The issue of detrimental conditions comes up often in my practice, and the seminar provided me with a methodology for applying appraisal techniques to address these situations. The complexity of this appraisal assignment occurs when trying to establish whether or not there is a diminution in value.
Detrimental conditions can fall under the following categories:
- Natural Conditions
Randall Bell, MAI & Britt J. Rosen, CCIM
These categories deal with such issues (including but not limited to): death (murders and mass shootings), disability, fire, illness, insurance, zoning, hazards, construction defects, drainage, soils, utilities, biological issues, wetlands, flood, and hurricane damage.

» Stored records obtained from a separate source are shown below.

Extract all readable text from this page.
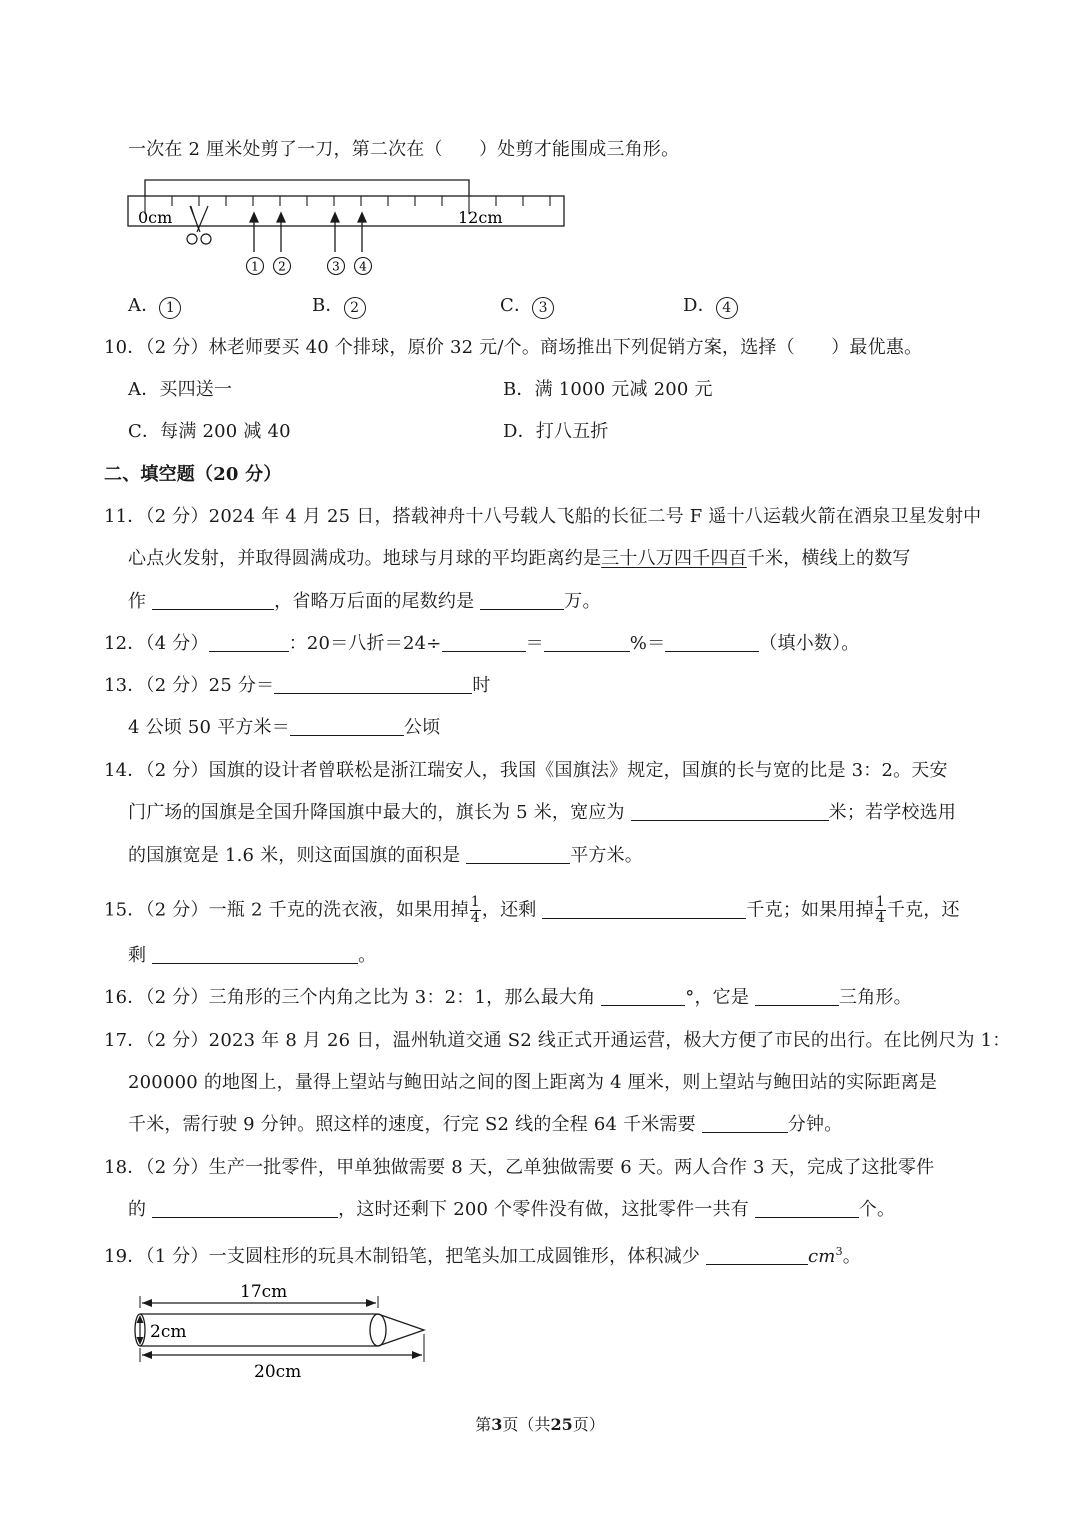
一次在 2 厘米处剪了一刀，第二次在（　　）处剪才能围成三角形。
0cm	12cm
1 2	3 4
A． 1	B． 2	C． 3	D． 4
10．（2 分）林老师要买 40 个排球，原价 32 元/个。商场推出下列促销方案，选择（　　）最优惠。
A．买四送一	B．满 1000 元减 200 元
C．每满 200 减 40	D．打八五折
二、填空题（20 分）
11．（2 分）2024 年 4 月 25 日，搭载神舟十八号载人飞船的长征二号 F 遥十八运载火箭在酒泉卫星发射中
心点火发射，并取得圆满成功。地球与月球的平均距离约是三十八万四千四百千米，横线上的数写
作	，省略万后面的尾数约是	万。
12．（4 分）	：20＝八折＝24÷	＝	%＝	（填小数）。
13．（2 分）25 分＝	时
4 公顷 50 平方米＝	公顷
14．（2 分）国旗的设计者曾联松是浙江瑞安人，我国《国旗法》规定，国旗的长与宽的比是 3：2。天安
门广场的国旗是全国升降国旗中最大的，旗长为 5 米，宽应为	米；若学校选用
的国旗宽是 1.6 米，则这面国旗的面积是	平方米。
15．（2 分）一瓶 2 千克的洗衣液，如果用掉 $\frac{1}{4}$ ，还剩	千克；如果用掉 $\frac{1}{4}$ 千克，还
剩	。
16．（2 分）三角形的三个内角之比为 3：2：1，那么最大角	°，它是	三角形。
17．（2 分）2023 年 8 月 26 日，温州轨道交通 S2 线正式开通运营，极大方便了市民的出行。在比例尺为 1：
200000 的地图上，量得上望站与鲍田站之间的图上距离为 4 厘米，则上望站与鲍田站的实际距离是
千米，需行驶 9 分钟。照这样的速度，行完 S2 线的全程 64 千米需要	分钟。
18．（2 分）生产一批零件，甲单独做需要 8 天，乙单独做需要 6 天。两人合作 3 天，完成了这批零件
的	，这时还剩下 200 个零件没有做，这批零件一共有	个。
19．（1 分）一支圆柱形的玩具木制铅笔，把笔头加工成圆锥形，体积减少	$cm^3$。
17cm
2cm
20cm
第3页（共25页）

Bell developed a “Bell Chart” providing a framework for dealing with detrimental conditions in the appraisal process. Additionally, there is a “matrix” taking into account aforementioned categories the appraiser must deal with when valuing a property affected by detrimental conditions. The matrix deals with cost, use, and risk.
Seminar topics also covered included loss of use of the property while the repair is ongoing. A “profit incentive” should also be calculated to completed repairs based on construction costs, similar to entrepreneurial profit. The rate can be from a low of 15% to a high of 25%, according to Bell.